SlimDoggy Jack Health Update
We’ve had some health issues with both Jack & Maggie lately and a lot has happened since our last post about them, so I thought I’d provide an update and outlook. I’ll start with Jack and provide a post for Maggie after her Doctor’s appointment this week.
Jack’s age seems to be catching up with him. Ever since his bout with pancreatitis earlier this year he has really started to slow down. While he will go for his morning walk with me everyday, he’s started to refuse to go on his midday walk with his dog walker. He’s not as alert as he used to be – sleeping very soundly during the day, or sometimes just being a little spacey. He’s also developed a very slight tremor – sometimes just his head, sometimes his whole body. It usually happens when he’s in that kind of spacey place. I think it’s a bit of dementia. His hind legs have also gotten very weak – even with the targeted exercise we do, he’s started that sinking behavior you may have seen in senior dogs. Jack’s can be pretty bad and he has even fallen over a few times.
A trip to our regular vet wasn’t very satisfying as he had no real answers. The tremor he has is very inconsistent, but he actually did it several times so the vet was able to see it. He thought it had more to do with a perception or a general lack of awareness of where his feet and body are and then a startle reaction back to awareness. That’s kind of what it’s like – almost like he’s falling asleep and then jerking himself awake although it can tremor for several seconds. His poor eyesight contributes to his lack of body awareness.
The neurologist stated that Jack appears to have degenerative disk disease, but displays issues in both his front and rear legs. This is indicative of potentially multiple problems not isolated to 1-2 disks. The tremor may also indicate some brain issues as well. Without an MRI, he wouldn’t be able to pinpoint anything specific and even if he could pinpoint the location of the issue, the treatment would be surgery. Given Jack’s age and condition, spinal surgery is not an option. Even the MRI would be taxing. He would have to be sedated for several hours as they would take head to toe MRI. He would also have to stay overnight at the vet in order to have IV fluids pumped through him to flush the MRI dye out of his system.
A pretty taxing test, just to tell us what we really already know – he has degenerative disk disease and probably a touch of dementia. He’s old.
Finally, we took him to our orthopedic vet just to rule out any orthopedic issues. He assessed Jack and found that orthopedically he’s in pretty good shape. He thought he had minimal arthritis and no signs of dysplasia, so that was good news. The tests where they turn their paws over and see if they turn them over again on their own? Well, Jack failed that miserably. A test of his reflexes? Also failed. The vet said he exhibits signs similar to “polyneuropathy” although not as severe and – more likely age related degeneration.
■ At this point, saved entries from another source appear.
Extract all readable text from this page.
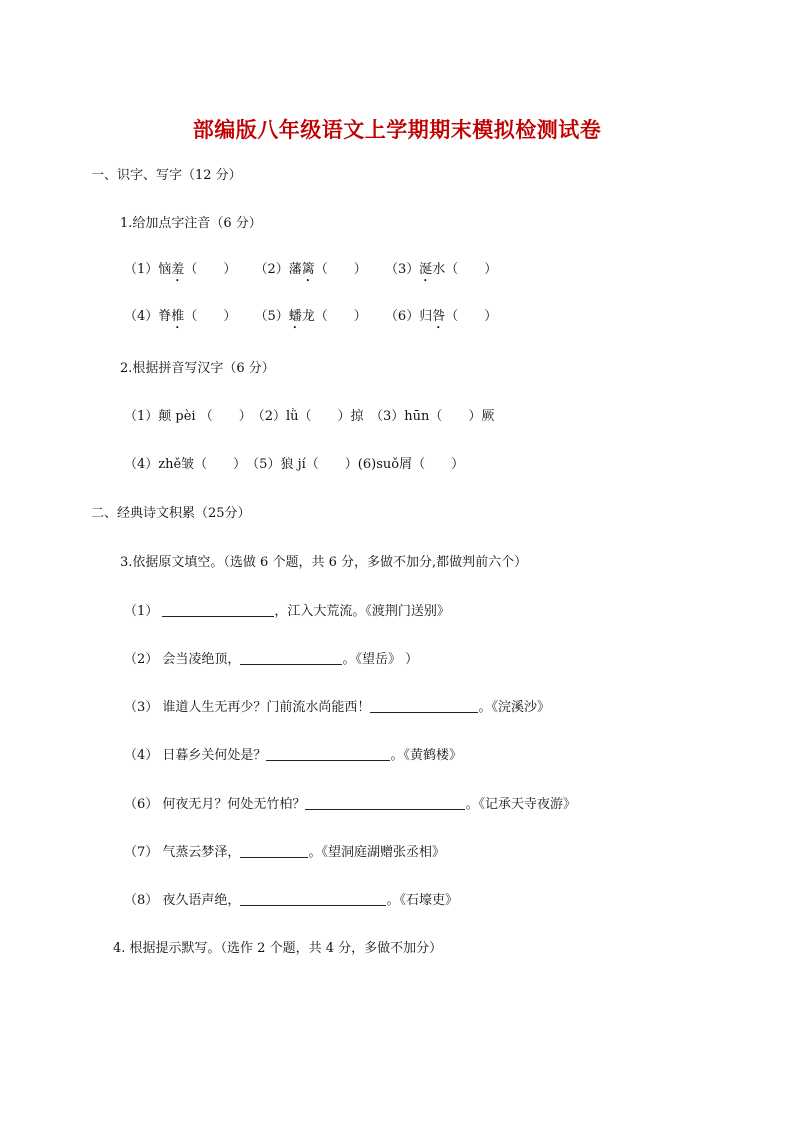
部编版八年级语文上学期期末模拟检测试卷
一、识字、写字（12 分）
1.给加点字注音（6 分）
（1）恼羞（　　） （2）藩篱（　　） （3）涎水（　　）
（4）脊椎（　　） （5）蟠龙（　　） （6）归咎（　　）
2.根据拼音写汉字（6 分）
（1）颠 pèi （　　）　（2）lǜ（　　）掠　（3）hūn（　　）厥
（4）zhě皱（　　）　（5）狼 jí（　　）(6)suǒ屑（　　）
二、经典诗文积累（25分）
3.依据原文填空。（选做 6 个题，共 6 分，多做不加分,都做判前六个）
（1）	，江入大荒流。《渡荆门送别》
（2） 会当凌绝顶，	。《望岳》 ）
（3） 谁道人生无再少？门前流水尚能西！	。《浣溪沙》
（4） 日暮乡关何处是？	。《黄鹤楼》
（6） 何夜无月？何处无竹柏？	。《记承天寺夜游》
（7） 气蒸云梦泽，	。《望洞庭湖赠张丞相》
（8） 夜久语声绝，	。《石壕吏》
4. 根据提示默写。（选作 2 个题，共 4 分，多做不加分）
He did take blood to run a thyroid test, which came back somewhat on the low side, but not low enough to require treatment.
So, as difficult as it is, we are treating conservatively with the Gabapentin and a course of steroids to help reduce the inflammation. We’ll see how he does and then go from there. He’s been on the Gaba for about a month and the Prednisone for almost three weeks and it does seem to have helped.
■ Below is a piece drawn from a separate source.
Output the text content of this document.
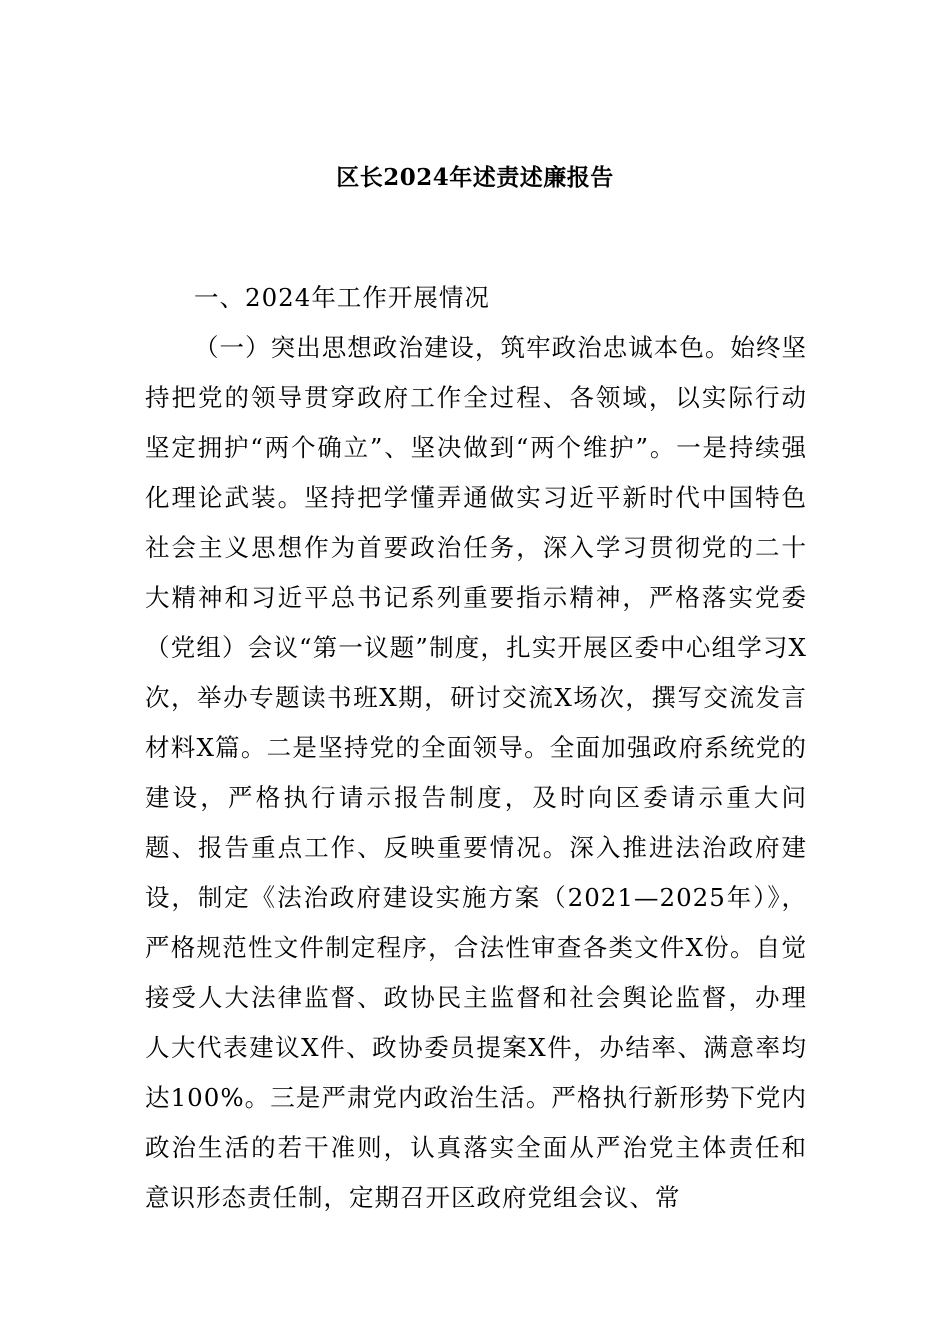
区长2024年述责述廉报告

一、2024年工作开展情况

（一）突出思想政治建设，筑牢政治忠诚本色。始终坚持把党的领导贯穿政府工作全过程、各领域，以实际行动坚定拥护“两个确立”、坚决做到“两个维护”。一是持续强化理论武装。坚持把学懂弄通做实习近平新时代中国特色社会主义思想作为首要政治任务，深入学习贯彻党的二十大精神和习近平总书记系列重要指示精神，严格落实党委（党组）会议“第一议题”制度，扎实开展区委中心组学习X次，举办专题读书班X期，研讨交流X场次，撰写交流发言材料X篇。二是坚持党的全面领导。全面加强政府系统党的建设，严格执行请示报告制度，及时向区委请示重大问题、报告重点工作、反映重要情况。深入推进法治政府建设，制定《法治政府建设实施方案（2021—2025年）》，严格规范性文件制定程序，合法性审查各类文件X份。自觉接受人大法律监督、政协民主监督和社会舆论监督，办理人大代表建议X件、政协委员提案X件，办结率、满意率均达100%。三是严肃党内政治生活。严格执行新形势下党内政治生活的若干准则，认真落实全面从严治党主体责任和意识形态责任制，定期召开区政府党组会议、常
We are also going to up his physical rehab and last week we visited the K9 Gym & Rehabilitation Center in Agoura Hills, CA. They provide physical therapy & exercise, holistic medicines and most importantly a water treadmill! The vet explained that his rear leg weakness results from the bridging spondylosis which affects the nerves running to those muscles causing them to atrophy. So even though we walk him everyday and try to provide some rear leg exercise, it’s just not targeted enough. We had one exercise therapy lesson, which we will be writing about and he gets his first water treadmill session next week. Stay tuned for pictures from that! They also recommended those toe grips, so we put a set of those on his rear toes to help him get around on our hardwood floors a little more easily.
It all kind of makes sense if you think of it as a whole. The spondylosis or degeneration is weakening his nerves that run out from his spine, so he has less feeling in his front but more noticeably in his rear legs. That’s causing the weakness and the confusion about where his legs are – he can’t feel them.